This step by step document shows how to create a local admin account across all domain joined PC’s for use with situations like remote support and notebooks, which are not always connected to the domain.
1. Open Group Policy Management
2. Create a new Group Policy Object called “Local Users Login Account” and link it to the appropriate OU.
3. Open up the newly created GPO called “Local Users Login Account”.
4. Under the Computer Configuration Node, Select Preferences, Control Panel Settings, Local Users and Groups. Then Right Click and select New, Local User
5. In Action, Select Create. User name will be “RemoteAdmin”. Under Full name, type in a descriptive name. Select a password in Password and Confirm Password, and Uncheck User must change password at next logon, and checkPassword never expires.
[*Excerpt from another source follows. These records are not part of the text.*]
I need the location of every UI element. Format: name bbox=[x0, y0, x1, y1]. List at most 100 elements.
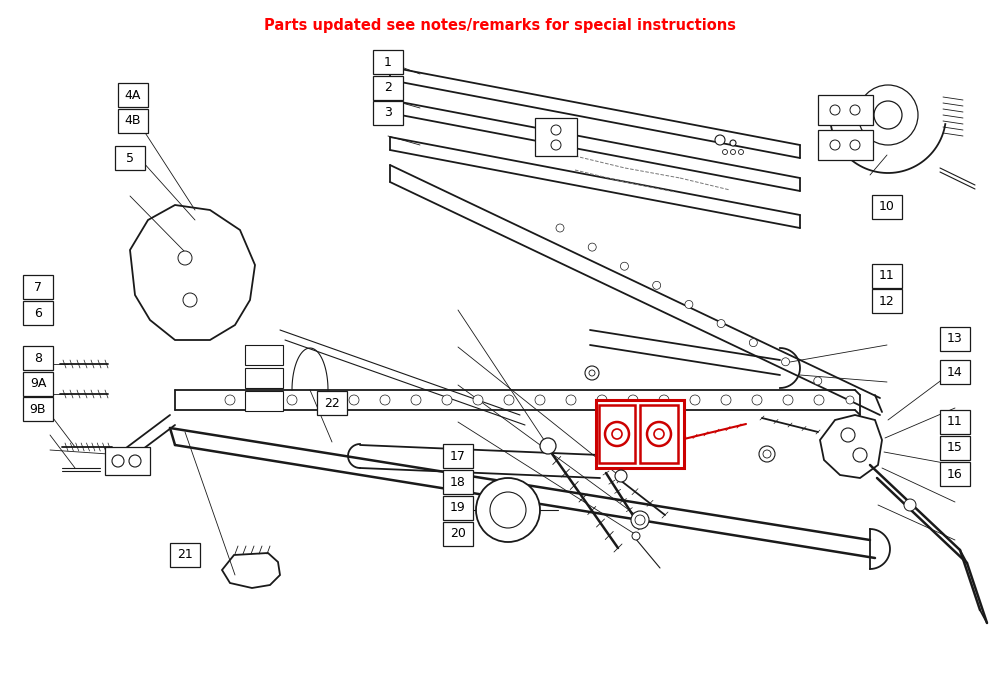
Circle shape bbox=[628, 395, 638, 405]
Circle shape bbox=[659, 395, 669, 405]
Text: 8: 8 bbox=[34, 352, 42, 364]
Circle shape bbox=[631, 511, 649, 529]
Circle shape bbox=[782, 358, 790, 366]
FancyBboxPatch shape bbox=[872, 264, 902, 287]
Circle shape bbox=[490, 492, 526, 528]
Circle shape bbox=[605, 422, 629, 446]
FancyBboxPatch shape bbox=[23, 372, 53, 395]
Text: 10: 10 bbox=[879, 200, 895, 213]
FancyBboxPatch shape bbox=[872, 289, 902, 313]
Circle shape bbox=[730, 140, 736, 146]
Circle shape bbox=[620, 263, 628, 270]
Text: 5: 5 bbox=[126, 152, 134, 165]
Text: 21: 21 bbox=[177, 548, 193, 561]
Circle shape bbox=[685, 300, 693, 309]
FancyBboxPatch shape bbox=[170, 543, 200, 566]
Circle shape bbox=[318, 395, 328, 405]
Text: 14: 14 bbox=[947, 366, 963, 378]
Circle shape bbox=[476, 478, 540, 542]
Circle shape bbox=[612, 429, 622, 439]
Text: 17: 17 bbox=[450, 450, 466, 462]
Bar bbox=[535, 118, 577, 156]
FancyBboxPatch shape bbox=[317, 391, 347, 415]
FancyBboxPatch shape bbox=[940, 327, 970, 351]
Circle shape bbox=[473, 395, 483, 405]
Circle shape bbox=[654, 429, 664, 439]
Circle shape bbox=[442, 395, 452, 405]
FancyBboxPatch shape bbox=[940, 462, 970, 486]
FancyBboxPatch shape bbox=[23, 398, 53, 421]
Text: 7: 7 bbox=[34, 281, 42, 294]
Bar bbox=[105, 447, 150, 475]
Text: Parts updated see notes/remarks for special instructions: Parts updated see notes/remarks for spec… bbox=[264, 18, 736, 33]
Circle shape bbox=[763, 450, 771, 458]
Circle shape bbox=[589, 370, 595, 376]
Circle shape bbox=[730, 150, 736, 154]
Circle shape bbox=[504, 395, 514, 405]
Bar bbox=[599, 405, 635, 463]
Bar bbox=[245, 345, 283, 365]
Text: 19: 19 bbox=[450, 502, 466, 514]
Bar bbox=[245, 368, 283, 388]
Circle shape bbox=[853, 448, 867, 462]
Circle shape bbox=[738, 150, 744, 154]
Circle shape bbox=[183, 293, 197, 307]
FancyBboxPatch shape bbox=[23, 276, 53, 299]
FancyBboxPatch shape bbox=[443, 496, 473, 520]
FancyBboxPatch shape bbox=[373, 76, 403, 99]
Circle shape bbox=[715, 135, 725, 145]
Circle shape bbox=[850, 140, 860, 150]
FancyBboxPatch shape bbox=[373, 50, 403, 74]
Circle shape bbox=[635, 515, 645, 525]
Bar bbox=[818, 95, 873, 125]
Text: 22: 22 bbox=[324, 397, 340, 409]
Text: 3: 3 bbox=[384, 107, 392, 119]
Text: 13: 13 bbox=[947, 333, 963, 345]
Text: 1: 1 bbox=[384, 56, 392, 68]
Circle shape bbox=[721, 395, 731, 405]
Circle shape bbox=[349, 395, 359, 405]
Circle shape bbox=[556, 224, 564, 232]
FancyBboxPatch shape bbox=[443, 444, 473, 468]
Circle shape bbox=[647, 422, 671, 446]
Text: 11: 11 bbox=[947, 415, 963, 428]
Circle shape bbox=[874, 101, 902, 129]
FancyBboxPatch shape bbox=[940, 436, 970, 460]
Circle shape bbox=[846, 396, 854, 404]
Circle shape bbox=[588, 243, 596, 251]
Circle shape bbox=[904, 499, 916, 511]
Circle shape bbox=[287, 395, 297, 405]
Circle shape bbox=[178, 251, 192, 265]
Bar bbox=[596, 400, 684, 468]
Text: 9B: 9B bbox=[30, 403, 46, 415]
Circle shape bbox=[749, 339, 757, 347]
Circle shape bbox=[551, 140, 561, 150]
Circle shape bbox=[615, 470, 627, 482]
Circle shape bbox=[129, 455, 141, 467]
Circle shape bbox=[551, 125, 561, 135]
Circle shape bbox=[632, 532, 640, 540]
Circle shape bbox=[783, 395, 793, 405]
FancyBboxPatch shape bbox=[443, 471, 473, 494]
FancyBboxPatch shape bbox=[940, 410, 970, 433]
Circle shape bbox=[717, 320, 725, 327]
FancyBboxPatch shape bbox=[118, 83, 148, 107]
Circle shape bbox=[380, 395, 390, 405]
Circle shape bbox=[830, 105, 840, 115]
Circle shape bbox=[585, 366, 599, 380]
Text: 11: 11 bbox=[879, 269, 895, 282]
Text: 2: 2 bbox=[384, 81, 392, 94]
Bar bbox=[640, 405, 678, 463]
Circle shape bbox=[830, 140, 840, 150]
Circle shape bbox=[858, 85, 918, 145]
Text: 16: 16 bbox=[947, 468, 963, 480]
FancyBboxPatch shape bbox=[872, 195, 902, 218]
Circle shape bbox=[814, 395, 824, 405]
FancyBboxPatch shape bbox=[118, 109, 148, 132]
Circle shape bbox=[566, 395, 576, 405]
FancyBboxPatch shape bbox=[115, 147, 145, 170]
Circle shape bbox=[690, 395, 700, 405]
Circle shape bbox=[597, 395, 607, 405]
FancyBboxPatch shape bbox=[443, 522, 473, 546]
Circle shape bbox=[814, 377, 822, 385]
Leave Account never expires checked. Click on OK.
6. Now go to the Computer Configuration Node, and select Preferences, Control Panel Settings, Local Users and Groups. Right click and select New, Local Group.
7. Under Action, select Update, in Group name, select Administrators (built-in), and then click on Add under Members. In the Add box, type in RemoteAdmin for the name and click OK.Now Click on OK again.
8. Now wait for the group policy to update. If you don’t want to wait, you can open up a command prompt on a workstation and type “gpupdate /force”
If you see the user being created but not added to the local administrators group, take a look at where you are assigning the GPO to. Ensure you are assigning it to User objects and Computer Objects.